While most people would have a hard time remembering their own personal credit card information, Tokyo police say Taniguchi used his eidetic, or “photographic,” memory to retain the credit card information, including the 16-digit number, expiration date, cardholder name and three-digit security code.
Police say the suspect would then jot down the information in a notebook, use the information to make onlines purchases and then ultimately sell the items to a pawn shop to cover food, rent and other living expenses.
Authorities caught on to the suspect after linking the illegal purchase of two shoulder bags, totaling 270,000 Japanese yen ($2,600 USD), to his home address.

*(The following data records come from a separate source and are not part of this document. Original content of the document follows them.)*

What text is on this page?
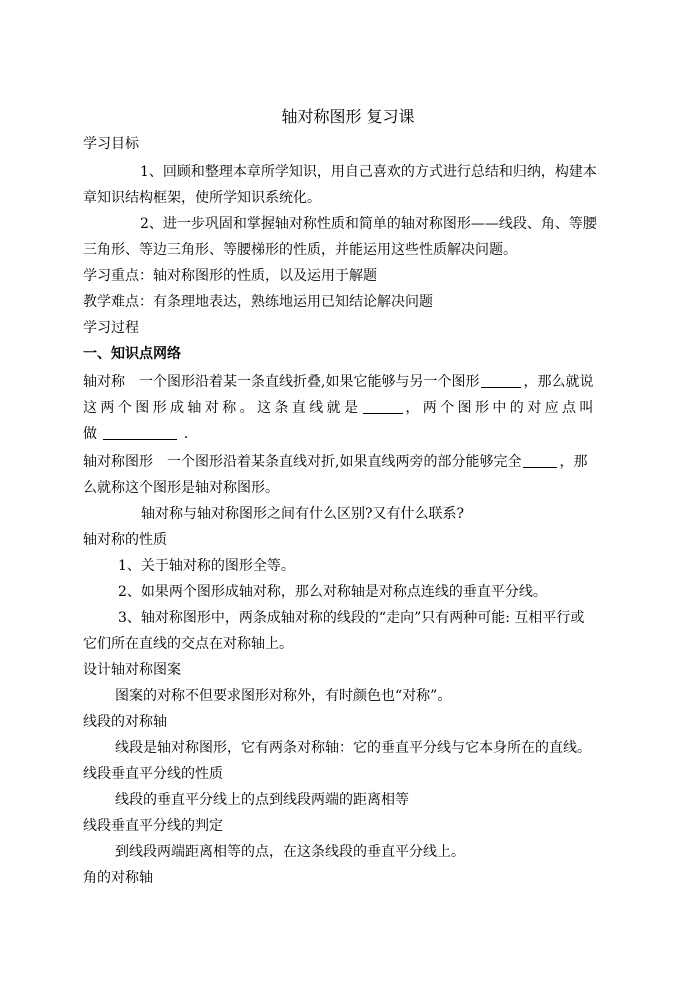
轴对称图形 复习课
学习目标
1、回顾和整理本章所学知识，用自己喜欢的方式进行总结和归纳，构建本
章知识结构框架，使所学知识系统化。
2、进一步巩固和掌握轴对称性质和简单的轴对称图形——线段、角、等腰
三角形、等边三角形、等腰梯形的性质，并能运用这些性质解决问题。
学习重点：轴对称图形的性质，以及运用于解题
教学难点：有条理地表达，熟练地运用已知结论解决问题
学习过程
一、知识点网络
轴对称　一个图形沿着某一条直线折叠,如果它能够与另一个图形	，那么就说
这两个图形成轴对称。这条直线就是	，两个图形中的对应点叫
做	.
轴对称图形　一个图形沿着某条直线对折,如果直线两旁的部分能够完全	，那
么就称这个图形是轴对称图形。
轴对称与轴对称图形之间有什么区别?又有什么联系?
轴对称的性质
1、关于轴对称的图形全等。
2、如果两个图形成轴对称，那么对称轴是对称点连线的垂直平分线。
3、轴对称图形中，两条成轴对称的线段的“走向”只有两种可能: 互相平行或
它们所在直线的交点在对称轴上。
设计轴对称图案
图案的对称不但要求图形对称外，有时颜色也“对称”。
线段的对称轴
线段是轴对称图形，它有两条对称轴：它的垂直平分线与它本身所在的直线。
线段垂直平分线的性质
线段的垂直平分线上的点到线段两端的距离相等
线段垂直平分线的判定
到线段两端距离相等的点，在这条线段的垂直平分线上。
角的对称轴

Upon his arrest, officers were also able to locate the notebook used to log some 1,300 customers’ credit card information, according to ANN News.
In a more common case of credit card fraud, Sputnik recently reported that one hacker successfully hacked into the Capital One Financial Corporation systems and obtained the information and personal data of over 100 million individuals.
Like Taniguchi, who has remained in Tokyo police custody for the past six days, Paige A. Thompson was arrested and had her bedroom raided in connection with the Capital One hack. According to court documents, investigators discovered “multiple terabytes” of stolen information.
“Thompson is charged with committing one of the largest cyber intrusions and data thefts in history,” prosecutors said, according to the Washington Post. They added that “the impact of Thompson’s crime will be immense.”